The bill allows individual taxpayers a credit of up to $250 in any taxable year for subscriptions to one or more local newspapers and, separately, would give publishers a payroll credit for wages paid to local news journalists.

It would also provide eligible small businesses with a tax credit for advertising in local newspapers or with a local news broadcaster.

Technical Foul

In 2020, Cantwell released a comprehensive report that shows how abusive practices by tech platforms have strangled news industry revenue opportunities, creating unfair competition in the marketplace.

“We shouldn’t let regional and community news die as local newspapers and broadcasters adjust to digital delivery because online giants are unfairly leveraging the advertising market against them,” Cantwell stated at the time in a press release.

On the House side, the bipartisan Local Journalism Sustainability Act was proposed by Democratic Rep. Ann Kirkpatrick of Arizona and Republican Dan Newhouse of Washington. Our area’s rookie Republican congressman, Mike Lawler, was not available to discuss the issue by our Monday deadline.

Chill Factor  

The economic challenges the industry confronts are complicated even further by the fact that prominent elected officials, like Gov. Ron DeSantis of Florida, are currently seeking to wield their power to cripple the press.

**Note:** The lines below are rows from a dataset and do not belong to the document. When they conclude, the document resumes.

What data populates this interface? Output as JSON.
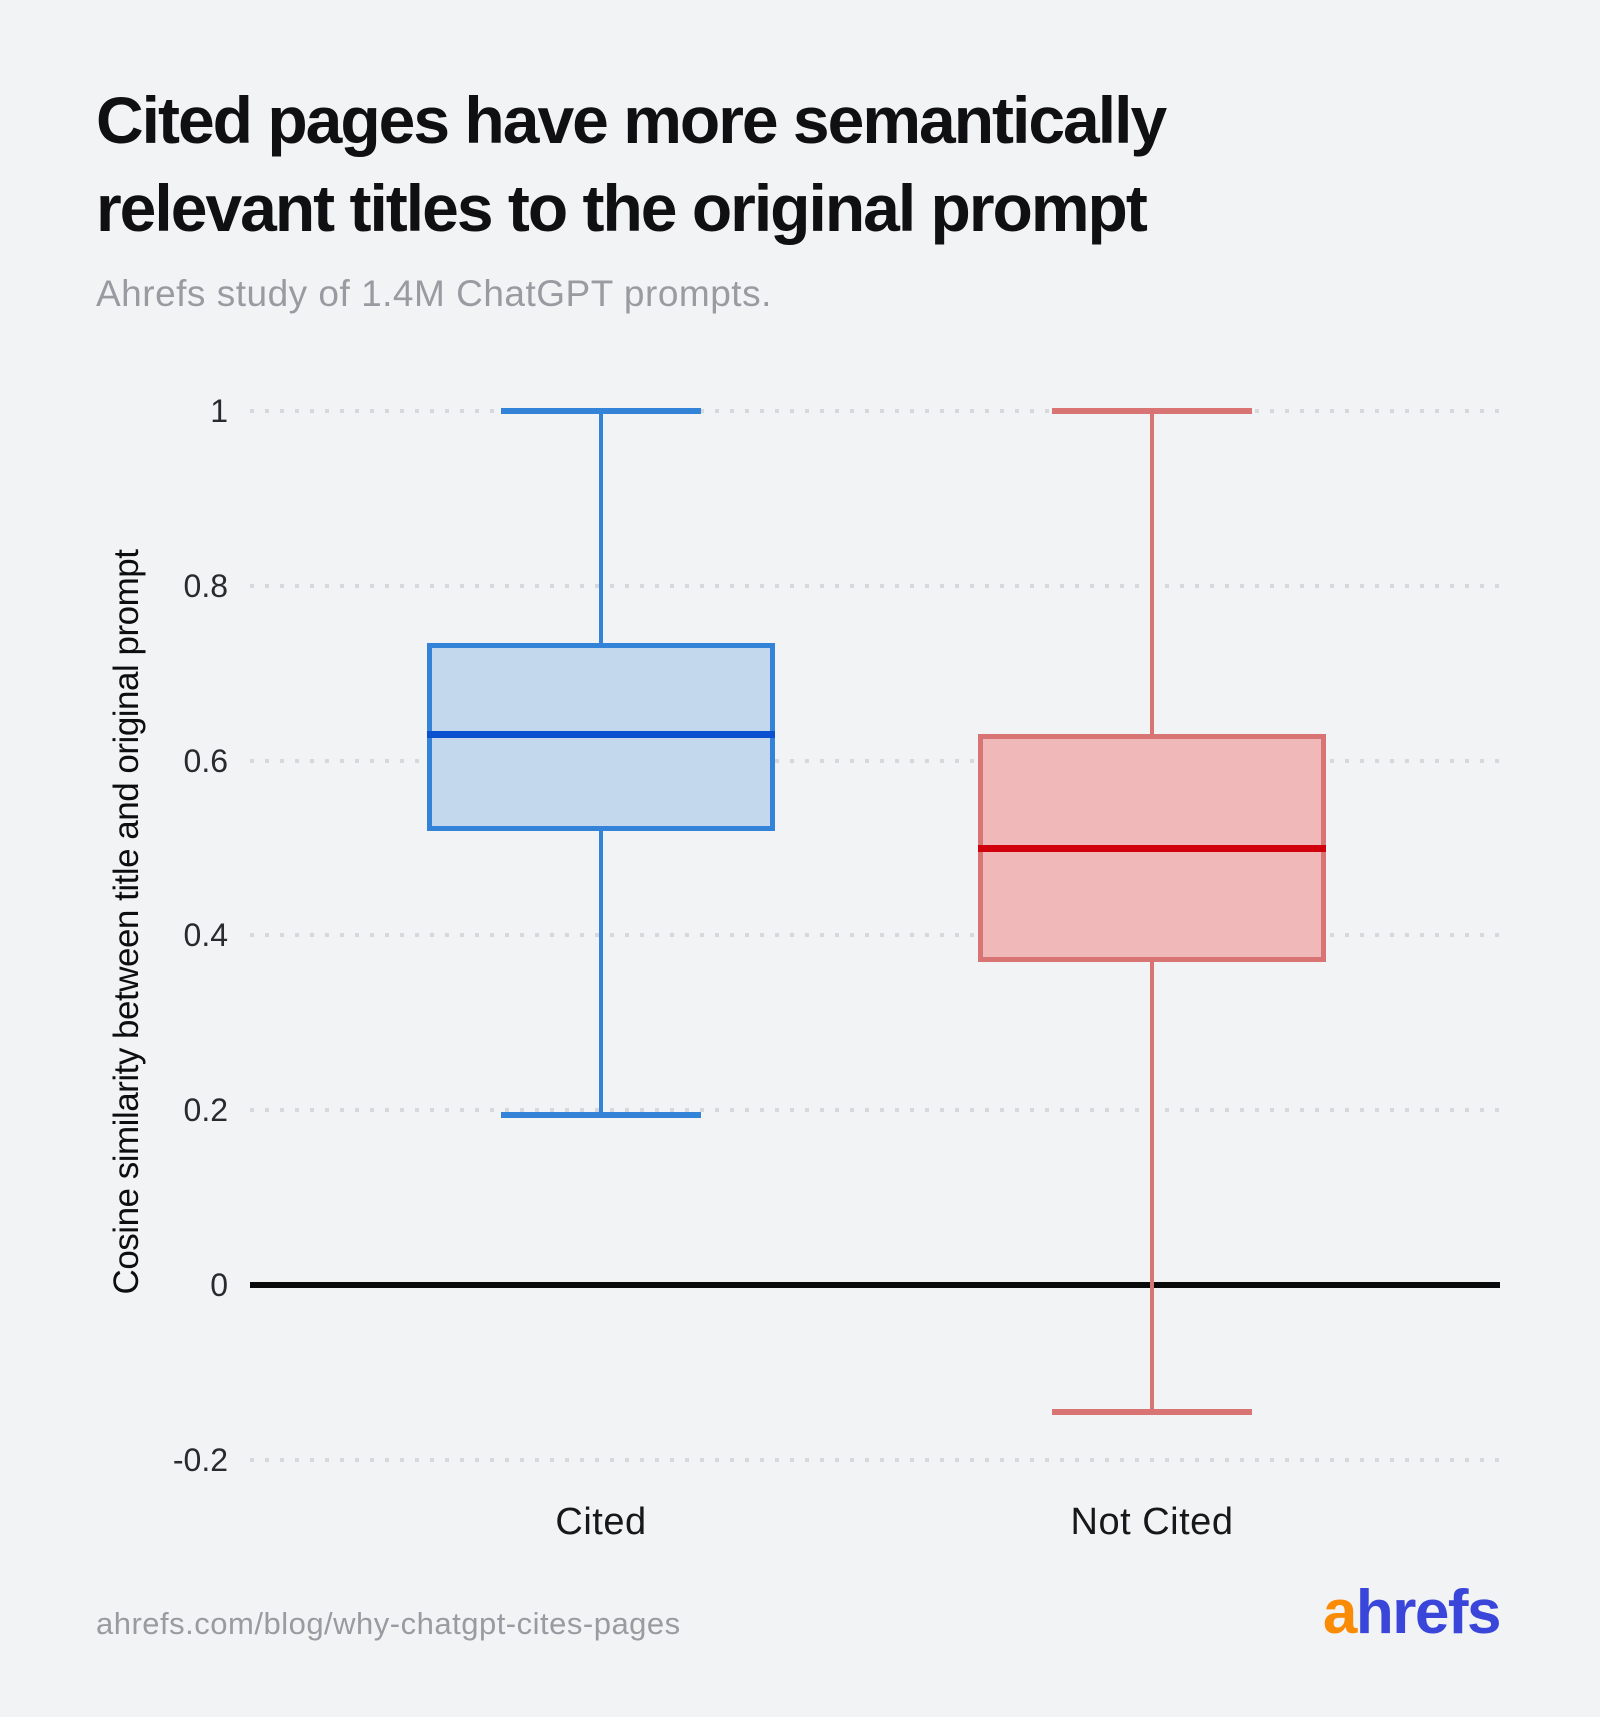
{
  "header": {
    "title_lines": [
      "Cited pages have more semantically",
      "relevant titles to the original prompt"
    ],
    "subtitle": "Ahrefs study of 1.4M ChatGPT prompts."
  },
  "chart_data": {
    "type": "boxplot",
    "title": "Cited pages have more semantically relevant titles to the original prompt",
    "subtitle": "Ahrefs study of 1.4M ChatGPT prompts.",
    "ylabel": "Cosine similarity between title and original prompt",
    "xlabel": "",
    "ylim": [
      -0.28,
      1.06
    ],
    "grid": "horizontal dotted gridlines; solid black line at y=0; no legend",
    "yticks": [
      {
        "v": 1,
        "label": "1"
      },
      {
        "v": 0.8,
        "label": "0.8"
      },
      {
        "v": 0.6,
        "label": "0.6"
      },
      {
        "v": 0.4,
        "label": "0.4"
      },
      {
        "v": 0.2,
        "label": "0.2"
      },
      {
        "v": 0,
        "label": "0"
      },
      {
        "v": -0.2,
        "label": "-0.2"
      }
    ],
    "categories": [
      "Cited",
      "Not Cited"
    ],
    "series": [
      {
        "name": "Cited",
        "min": 0.195,
        "q1": 0.52,
        "median": 0.63,
        "q3": 0.735,
        "max": 1.0,
        "border_color": "#3384d8",
        "fill_color": "#c3d8ed",
        "median_color": "#0a50cf"
      },
      {
        "name": "Not Cited",
        "min": -0.145,
        "q1": 0.37,
        "median": 0.5,
        "q3": 0.63,
        "max": 1.0,
        "border_color": "#d97474",
        "fill_color": "#f1b8b9",
        "median_color": "#d0000c"
      }
    ]
  },
  "footer": {
    "url": "ahrefs.com/blog/why-chatgpt-cites-pages",
    "logo": {
      "prefix": "a",
      "rest": "hrefs",
      "prefix_color": "#fa8b05",
      "rest_color": "#3a46d9"
    }
  },
  "colors": {
    "background": "#f2f3f5",
    "title": "#101013",
    "subtitle": "#9a9ba1",
    "tick_label": "#2a2a2e",
    "gridline": "#d7d8db",
    "zero_line": "#0a0a0a",
    "category_label": "#18181b"
  }
}
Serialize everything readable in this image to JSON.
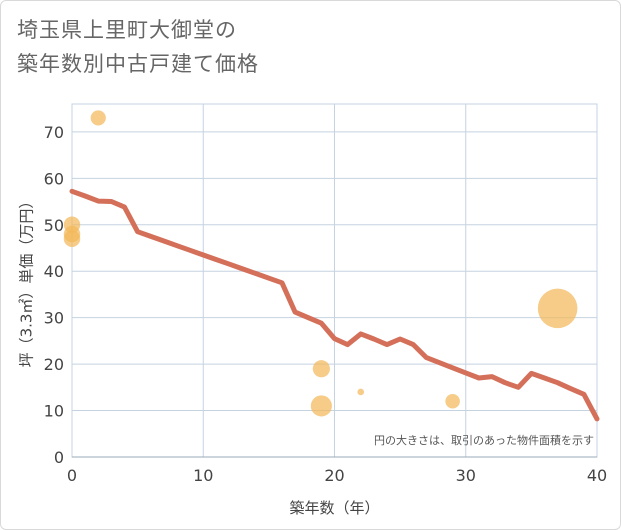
{
  "title": {
    "line1": "埼玉県上里町大御堂の",
    "line2": "築年数別中古戸建て価格"
  },
  "colors": {
    "line": "#d4705a",
    "bubble": "#f2b95a",
    "grid": "#c5d3e0",
    "plot_bg": "#ffffff"
  },
  "chart_data": {
    "type": "scatter",
    "title": "埼玉県上里町大御堂の築年数別中古戸建て価格",
    "xlabel": "築年数（年）",
    "ylabel": "坪（3.3㎡）単価（万円）",
    "xlim": [
      0,
      40
    ],
    "ylim": [
      0,
      76
    ],
    "xticks": [
      0,
      10,
      20,
      30,
      40
    ],
    "yticks": [
      0,
      10,
      20,
      30,
      40,
      50,
      60,
      70
    ],
    "grid": true,
    "note": "円の大きさは、取引のあった物件面積を示す",
    "trend_line": {
      "x": [
        0,
        1,
        2,
        3,
        4,
        5,
        6,
        7,
        8,
        9,
        10,
        11,
        12,
        13,
        14,
        15,
        16,
        17,
        18,
        19,
        20,
        21,
        22,
        23,
        24,
        25,
        26,
        27,
        28,
        29,
        30,
        31,
        32,
        33,
        34,
        35,
        36,
        37,
        38,
        39,
        40
      ],
      "y": [
        57.2,
        56.2,
        55.1,
        55.0,
        53.8,
        48.5,
        47.5,
        46.5,
        45.5,
        44.5,
        43.5,
        42.5,
        41.5,
        40.5,
        39.5,
        38.5,
        37.5,
        31.2,
        30.0,
        28.8,
        25.5,
        24.2,
        26.5,
        25.4,
        24.2,
        25.4,
        24.2,
        21.4,
        20.3,
        19.2,
        18.1,
        17.0,
        17.3,
        16.0,
        15.0,
        18.0,
        17.0,
        16.0,
        14.7,
        13.5,
        8.2
      ]
    },
    "points": [
      {
        "x": 0,
        "y": 50.0,
        "size": 2.5
      },
      {
        "x": 0,
        "y": 48.0,
        "size": 2.5
      },
      {
        "x": 0,
        "y": 47.0,
        "size": 2.5
      },
      {
        "x": 2,
        "y": 73.0,
        "size": 2.3
      },
      {
        "x": 19,
        "y": 19.0,
        "size": 2.6
      },
      {
        "x": 19,
        "y": 11.0,
        "size": 3.2
      },
      {
        "x": 22,
        "y": 14.0,
        "size": 1.0
      },
      {
        "x": 29,
        "y": 12.0,
        "size": 2.2
      },
      {
        "x": 37,
        "y": 32.0,
        "size": 6.0
      }
    ]
  }
}
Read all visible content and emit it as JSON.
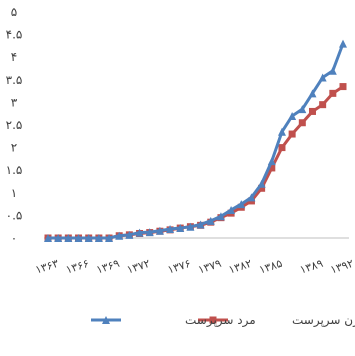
{
  "chart_data": {
    "type": "line",
    "title": "",
    "xlabel": "",
    "ylabel": "",
    "ylim": [
      0,
      5
    ],
    "y_ticks": [
      "۰",
      "۰.۵",
      "۱",
      "۱.۵",
      "۲",
      "۲.۵",
      "۳",
      "۳.۵",
      "۴",
      "۴.۵",
      "۵"
    ],
    "y_tick_values": [
      0,
      0.5,
      1,
      1.5,
      2,
      2.5,
      3,
      3.5,
      4,
      4.5,
      5
    ],
    "grid": false,
    "legend_position": "bottom",
    "x": [
      1363,
      1364,
      1365,
      1366,
      1367,
      1368,
      1369,
      1370,
      1371,
      1372,
      1373,
      1374,
      1375,
      1376,
      1377,
      1378,
      1379,
      1380,
      1381,
      1382,
      1383,
      1384,
      1385,
      1386,
      1387,
      1388,
      1389,
      1390,
      1391,
      1392
    ],
    "x_tick_labels": [
      "۱۳۶۳",
      "۱۳۶۶",
      "۱۳۶۹",
      "۱۳۷۲",
      "۱۳۷۶",
      "۱۳۷۹",
      "۱۳۸۲",
      "۱۳۸۵",
      "۱۳۸۹",
      "۱۳۹۲"
    ],
    "x_tick_values": [
      1363,
      1366,
      1369,
      1372,
      1376,
      1379,
      1382,
      1385,
      1389,
      1392
    ],
    "series": [
      {
        "name": "مرد سرپرست",
        "color": "#4f81bd",
        "marker": "triangle",
        "values": [
          0.0,
          0.0,
          0.0,
          0.0,
          0.0,
          0.0,
          0.0,
          0.05,
          0.07,
          0.12,
          0.13,
          0.16,
          0.2,
          0.22,
          0.25,
          0.3,
          0.38,
          0.48,
          0.62,
          0.75,
          0.9,
          1.2,
          1.7,
          2.35,
          2.7,
          2.85,
          3.2,
          3.55,
          3.7,
          4.3
        ]
      },
      {
        "name": "زن سرپرست",
        "color": "#c0504d",
        "marker": "square",
        "values": [
          0.0,
          0.0,
          0.0,
          0.0,
          0.0,
          0.0,
          0.0,
          0.05,
          0.07,
          0.1,
          0.12,
          0.15,
          0.18,
          0.22,
          0.25,
          0.28,
          0.35,
          0.45,
          0.55,
          0.68,
          0.82,
          1.1,
          1.55,
          2.0,
          2.3,
          2.55,
          2.8,
          2.95,
          3.2,
          3.35
        ]
      }
    ]
  }
}
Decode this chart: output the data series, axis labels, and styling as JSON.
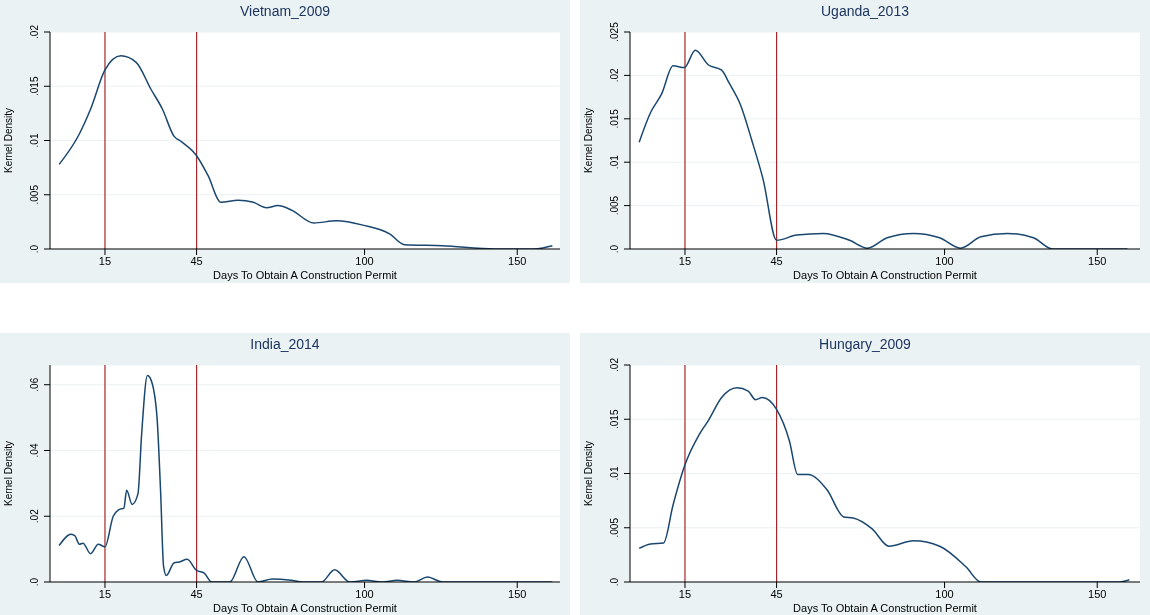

For instance, the potential Republican presidential candidate reportedly supports a possible state measure that would presume all anonymous sources in news stories to be false for the purposes of defamation lawsuits, a Columbia Journalism Review article explained, also outlining a bevy of other hostile initiatives DeSantis is peddling to weaken the press.

Chillingly, DeSantis and like-minded political bomb-throwers are agitating for the eventual overturn of The New York Times v. Sullivan, a landmark 1964 Supreme Court decision that ultimately required public figures to prove malicious intent in defamation suits.

If DeSantis and his allies are successful in seeing Sullivan overturned, it would end free speech as we know it in America, for liberals and conservatives.

DeSantis’s wing of the party should be careful what they wish for. They’re unintentionally advocating for a world where insufficient “wokeness” — to borrow the overused and bastardized term — could ultimately create legal jeopardy for conservative news outlets and individuals.

Right now, in a nutshell, malicious intent is punished but human error is not. That could change.

Estate Planning 

All the politics aside, it’s important to keep an eye on the bottom line: the dearth of credible local news in small towns and cities across the country.

State Sen. Peter Harckham (D-South Salem) said it well in a prepared statement on Sunday.

“We need a robust Fourth Estate in our communities to protect our democracy and hold different levels of government accountable,” the senator said.

“Strengthening the well-being of our community newspapers and news sources will keep our residents informed and apprised of how elected officials, like myself, are serving their constituents,” Harckham also remarked.

The question is what to do about preserving that service in a meaningful way.

And after a generation of industry hand-wringing, wrong turns and decline this millennium, it appears as if we might finally be nearing some possible systemic solutions.